Штеффи тянется к стопке, но вовремя отдёргивает руку, чтобы вытереть салфеткой заляпанные корицей и сахарной пудрой пальцы. Она долго и придирчиво рассматривает картинки, одну за другой, по кругу, снова и снова. Её глаза периодически сходятся на переносице, образуя суровую морщинку, фото же она держит чуть ли не на вытянутой руке — скорее всего, у неё развилась дальнозоркость, но об очках она, наверняка, и не помышляет. Этой женщине с крепкими и огрубевшими от тяжёлой работы руками, обветренным потемневшим лицом, давно не помнящим должного ухода, неаккуратно обкорнанными на уровне плеч жёсткими каштановыми волосами с проблесками ранней седины, уж точно не до таких мелочей, как очки. В госпитале от неё требуется лишь выносить утки, подтирать блевотину да купать разбитых параличом стариков. А после смен она пьёт пиво.
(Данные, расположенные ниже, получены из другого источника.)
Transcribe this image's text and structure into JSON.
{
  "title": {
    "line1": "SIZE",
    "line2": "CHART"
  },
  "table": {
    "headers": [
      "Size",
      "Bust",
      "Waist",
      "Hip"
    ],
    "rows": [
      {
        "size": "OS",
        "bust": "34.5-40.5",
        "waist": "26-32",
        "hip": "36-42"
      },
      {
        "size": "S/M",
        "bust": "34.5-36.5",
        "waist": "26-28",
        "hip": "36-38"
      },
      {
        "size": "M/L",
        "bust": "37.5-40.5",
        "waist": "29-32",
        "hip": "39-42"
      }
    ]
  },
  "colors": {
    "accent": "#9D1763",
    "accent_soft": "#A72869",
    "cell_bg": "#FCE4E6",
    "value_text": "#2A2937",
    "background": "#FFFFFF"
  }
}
— Узнаю приёмных. Вот они, — она тычет пальцем в немолодую пару, запечатлённую на нескольких фотографиях рядом с мальчиком. — Я когда в приют ходила, мне там ничего не сказали — мол, тайна усыновления, идите лесом. Но в интернете их морды засветились — тогда шумиха была, и кое-что просочилось в сеть. А больше никого не узнаю. Хотя… Нет, не узнаю. Что дальше планируешь делать? Есть намётки, задумки? — она цепляется за собеседницу выжидающим взглядом, взглядом, который колется, как новенький шерстяной свитер.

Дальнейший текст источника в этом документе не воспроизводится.